Won teared up as she spoke about the stressful ordeal her colleague went through.
“It is not so much about the money she had to spend on legal fees, it is not about the lack of support from the school or education ministry, it is about the teacher’s mental health. Just think about the stress of having to go on trial over a baseless claim, when all you wanted to do was to teach children whom you love.”
She told ST that the situation was never as dire as after the law change, and fears she might have to quit her job one day just to protect her sanity.
“I can handle having a disruptive student in my class, but I do not think I can handle unreasonable parents. If I do quit teaching, it would be only because I want to protect my sanity.
“But teachers quitting will not resolve the issue: we need the laws to be changed.”
Demand for change
It is the demand for change that has seen teachers like her gathering in Seoul for the past seven Saturdays, in a bid to get their voices heard.
Last Saturday’s rally was the largest and last of the seven, which saw some 200,000 braving the summer heat and pouring into the eight-lane boulevard in front of the National Assembly.
It is said to be the largest-ever gathering of teachers in Korea. The teachers had come from all over Korea on buses and even two planes from Jeju.
The rallies were a ground-up effort by members of the Indischool community formed by elementary school teachers throughout Korea.
For the past few weeks, they have been organising chat groups to discuss logistics for the weekly rallies, running specially set up social media channels to publicise activities, and also raising donations for bus ads and subway ads to spread awareness of teachers’ plight.
Beyond the calls for revisions to the child welfare and abuse laws to prevent false accusations by parents, and to penalise parents who file malicious and unfounded complaints, the teachers are also demanding that the Ministry of Education take their feedback seriously and to do more to protect their rights.
The scale of the rally and rising tensions over the weekend led to Deputy Prime Minister and Minister of Education Lee Ju-ho changing tack and adopting a softer stance toward a separate group of teachers staging a walk-out on Sept 4, dubbed “A Day to Pause Public Education”.

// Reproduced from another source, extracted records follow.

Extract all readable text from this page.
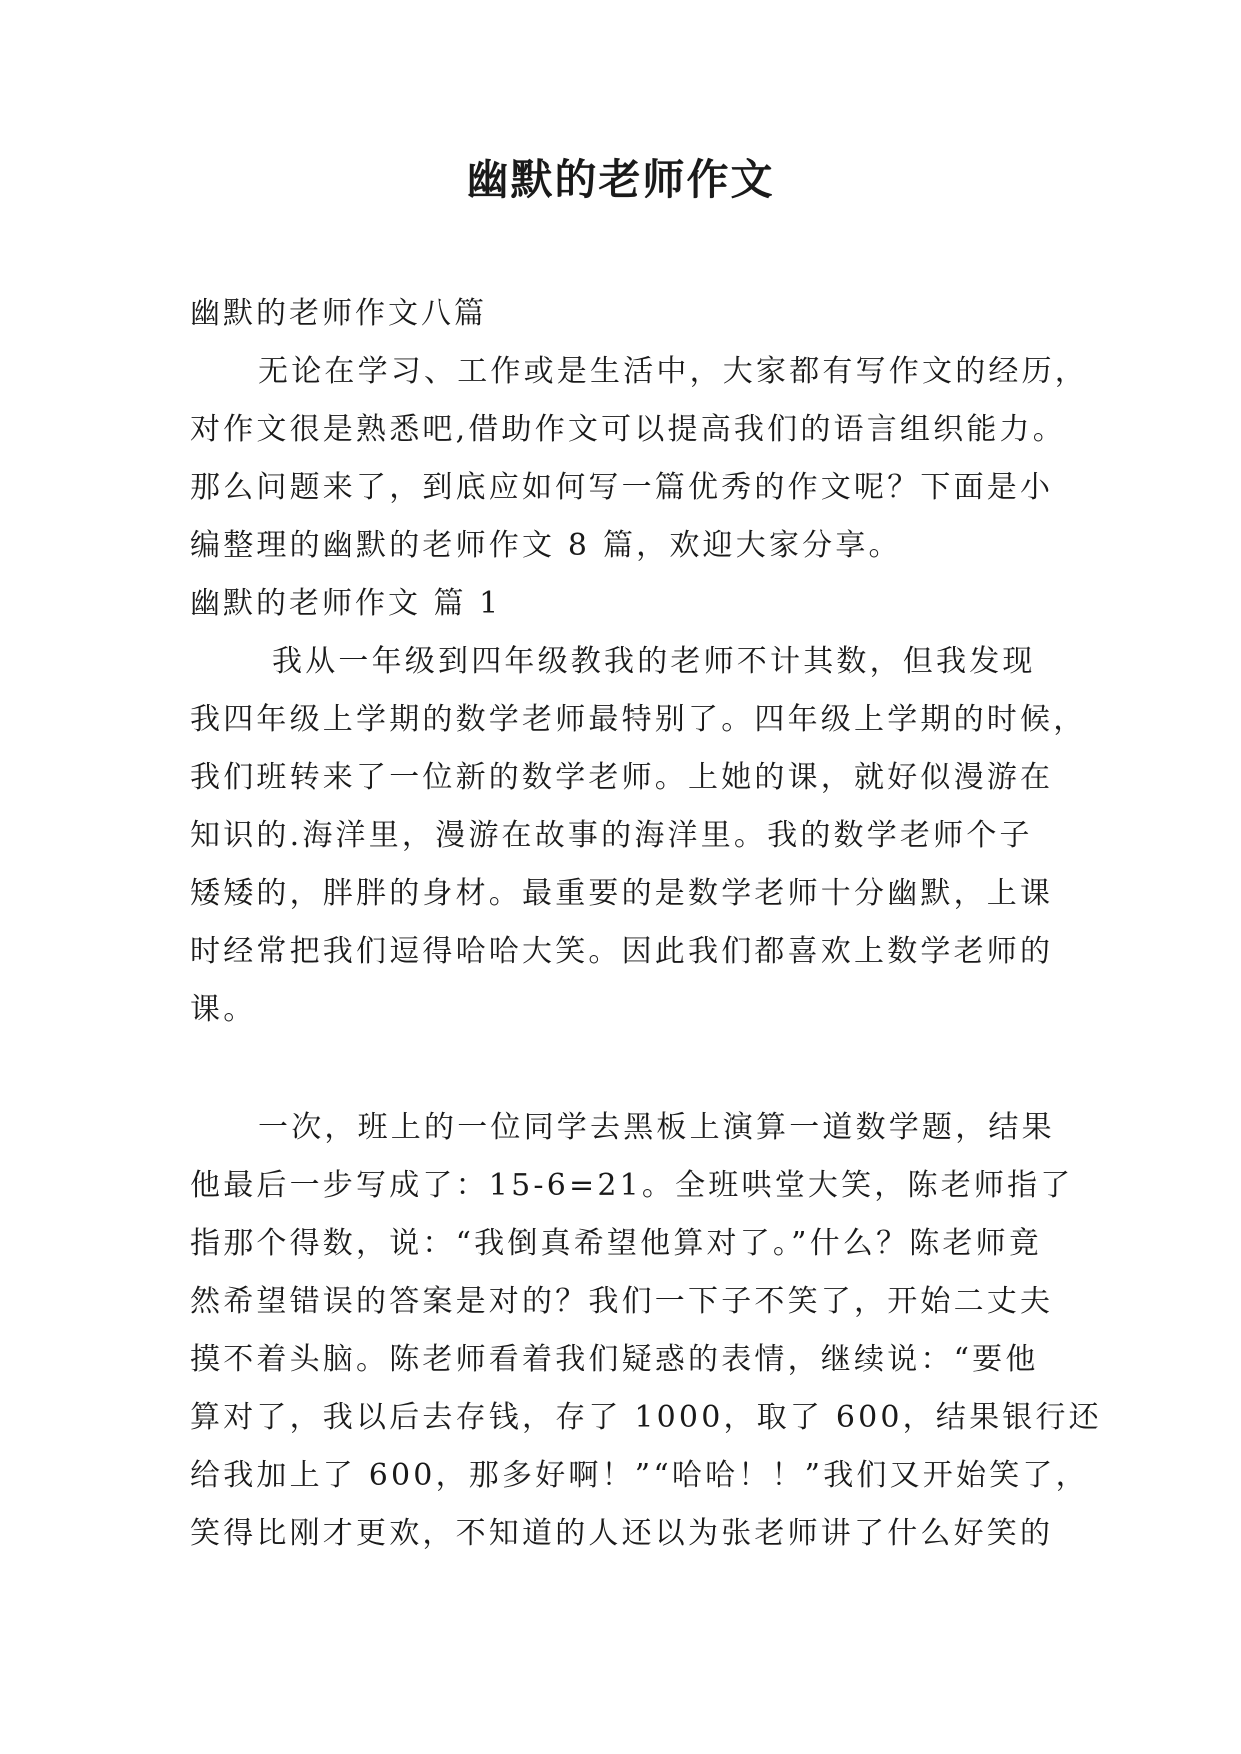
幽默的老师作文
幽默的老师作文八篇
无论在学习、工作或是生活中，大家都有写作文的经历，
对作文很是熟悉吧,借助作文可以提高我们的语言组织能力。
那么问题来了，到底应如何写一篇优秀的作文呢？下面是小
编整理的幽默的老师作文 8 篇，欢迎大家分享。
幽默的老师作文 篇 1
我从一年级到四年级教我的老师不计其数，但我发现
我四年级上学期的数学老师最特别了。四年级上学期的时候，
我们班转来了一位新的数学老师。上她的课，就好似漫游在
知识的.海洋里，漫游在故事的海洋里。我的数学老师个子
矮矮的，胖胖的身材。最重要的是数学老师十分幽默，上课
时经常把我们逗得哈哈大笑。因此我们都喜欢上数学老师的
课。
一次，班上的一位同学去黑板上演算一道数学题，结果
他最后一步写成了：15-6=21。全班哄堂大笑，陈老师指了
指那个得数，说：“我倒真希望他算对了。”什么？陈老师竟
然希望错误的答案是对的？我们一下子不笑了，开始二丈夫
摸不着头脑。陈老师看着我们疑惑的表情，继续说：“要他
算对了，我以后去存钱，存了 1000，取了 600，结果银行还
给我加上了 600，那多好啊！”“哈哈！！”我们又开始笑了，
笑得比刚才更欢，不知道的人还以为张老师讲了什么好笑的
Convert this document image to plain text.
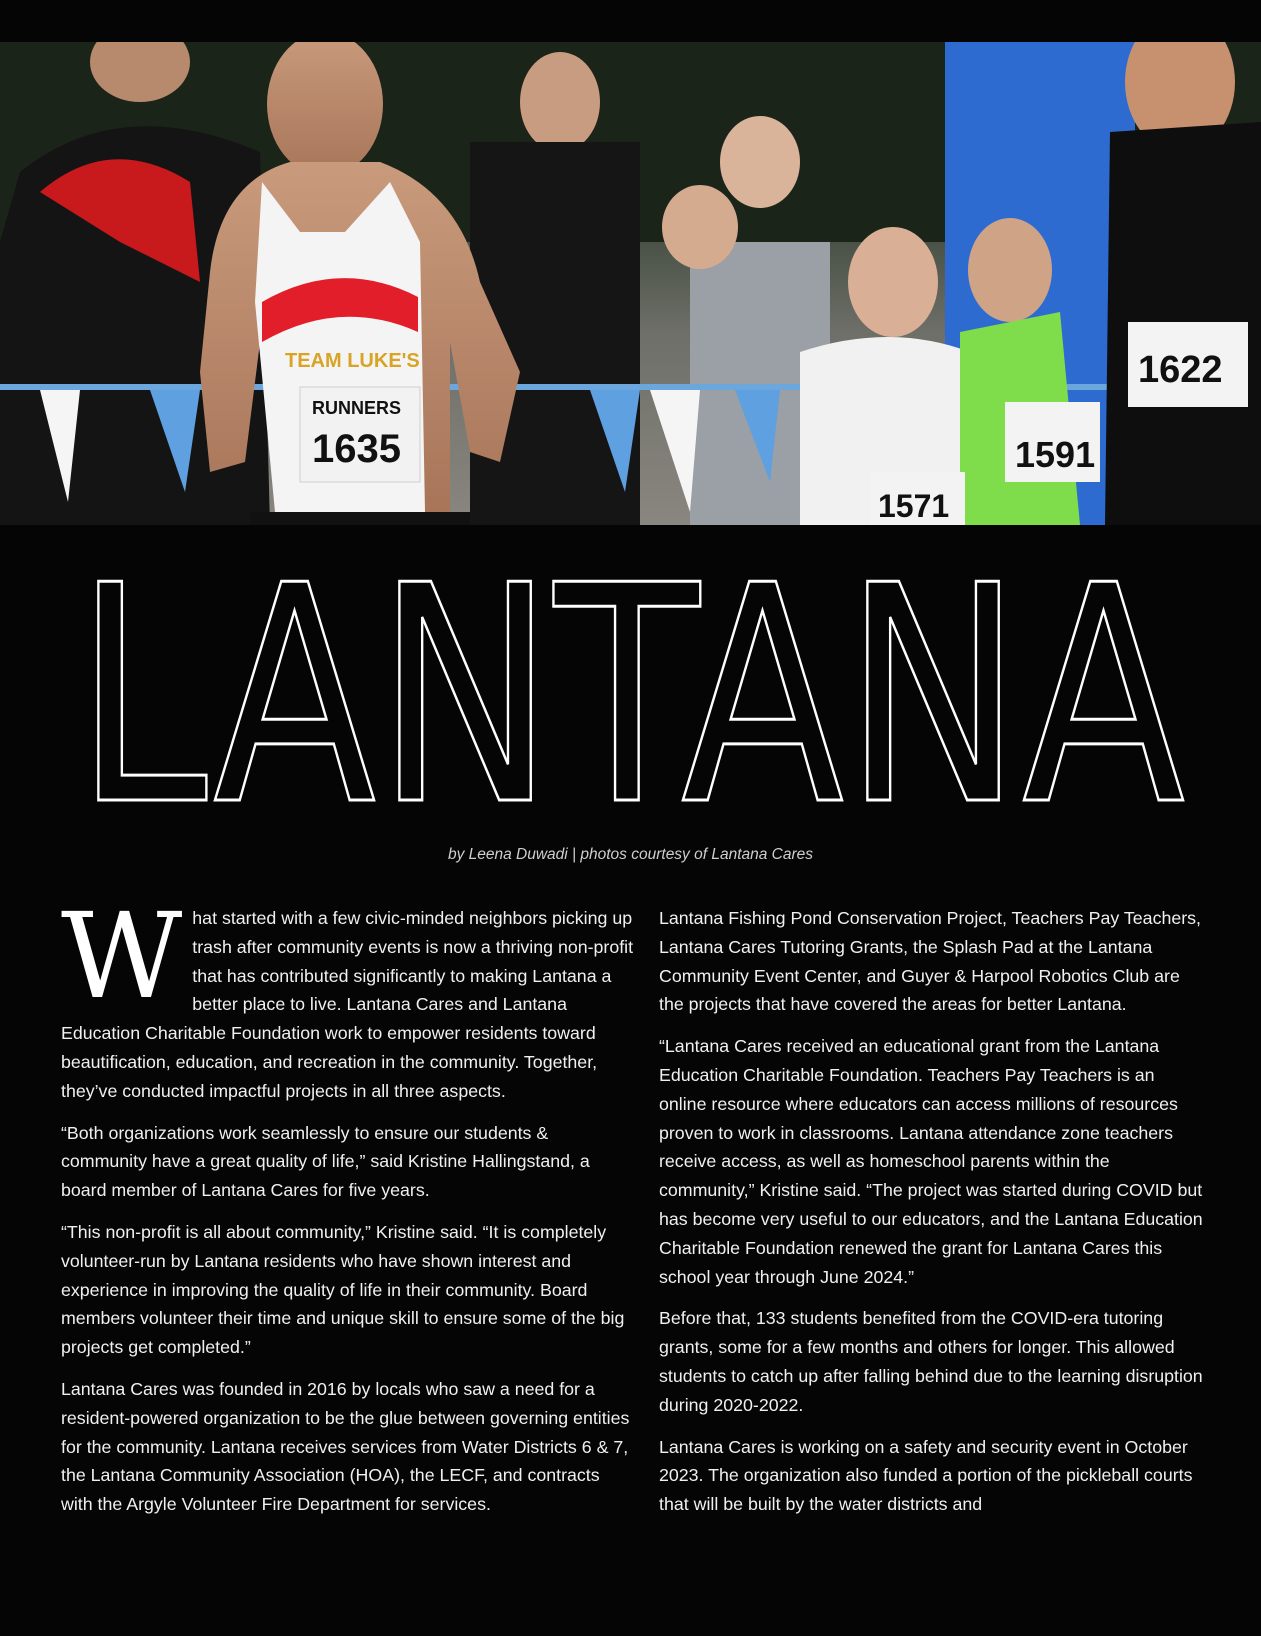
TEAM LUKE'S
RUNNERS
1635	1591
1571
1622
LANTANA
by Leena Duwadi | photos courtesy of Lantana Cares

What started with a few civic-minded neighbors picking up trash after community events is now a thriving non-profit that has contributed significantly to making Lantana a better place to live. Lantana Cares and Lantana Education Charitable Foundation work to empower residents toward beautification, education, and recreation in the community. Together, they’ve conducted impactful projects in all three aspects.

“Both organizations work seamlessly to ensure our students & community have a great quality of life,” said Kristine Hallingstand, a board member of Lantana Cares for five years.

“This non-profit is all about community,” Kristine said. “It is completely volunteer-run by Lantana residents who have shown interest and experience in improving the quality of life in their community. Board members volunteer their time and unique skill to ensure some of the big projects get completed.”

Lantana Cares was founded in 2016 by locals who saw a need for a resident-powered organization to be the glue between governing entities for the community. Lantana receives services from Water Districts 6 & 7, the Lantana Community Association (HOA), the LECF, and contracts with the Argyle Volunteer Fire Department for services.

Lantana Fishing Pond Conservation Project, Teachers Pay Teachers, Lantana Cares Tutoring Grants, the Splash Pad at the Lantana Community Event Center, and Guyer & Harpool Robotics Club are the projects that have covered the areas for better Lantana.

“Lantana Cares received an educational grant from the Lantana Education Charitable Foundation. Teachers Pay Teachers is an online resource where educators can access millions of resources proven to work in classrooms. Lantana attendance zone teachers receive access, as well as homeschool parents within the community,” Kristine said. “The project was started during COVID but has become very useful to our educators, and the Lantana Education Charitable Foundation renewed the grant for Lantana Cares this school year through June 2024.”

Before that, 133 students benefited from the COVID-era tutoring grants, some for a few months and others for longer. This allowed students to catch up after falling behind due to the learning disruption during 2020-2022.

Lantana Cares is working on a safety and security event in October 2023. The organization also funded a portion of the pickleball courts that will be built by the water districts and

Lee had earlier threatened teachers planning to take leave for the walk-out, saying it would “constitute an illegal strike”.
But on Sunday, he wrote a heartfelt public plea to the teachers, assuring them that his ministry “is in no way different from teachers in its desire to restore teachers’ lost authority”, while gently urging teachers to refrain from collective action and “to be by the students’ side”.
At the private memorial service at the Seoi elementary school on Sept 4, Lee said that he and his colleagues at the ministry “humbly accept the earnest appeals made by teachers”.
“We have learned how big and deep the wounds our teachers have suffered and how great a crisis our schools and classrooms are facing.”
He promised to “listen closely to the voices of teachers in the field” and to take a close look at reforming the education system.
The ministry has since announced it will push for legislative bills to amend the child welfare and abuse laws, and for malicious complaints against teachers to be criminally prosecuted.
It also pledged a review of teachers’ rights every five years, to be tabled to the national assembly.
But to both Won and Kang, the changes announced are still too little and may be too late.
Won said: “What the ministry is proposing are just guidelines and legislative bills. These are still of lower precedence than the child welfare and abuse laws.”
Kang, who is currently on a leave of absence for medical reasons and is mulling a resignation, said: “For the sake of passionate teachers who still want to protect children who are innocent, it is crucial that the child abuse law is amended immediately to allow for separation from students exhibiting problematic behaviour.” — The Straits Times/Asia News Network
Wendy Teo is The Straits Times’ South Korea Correspondent.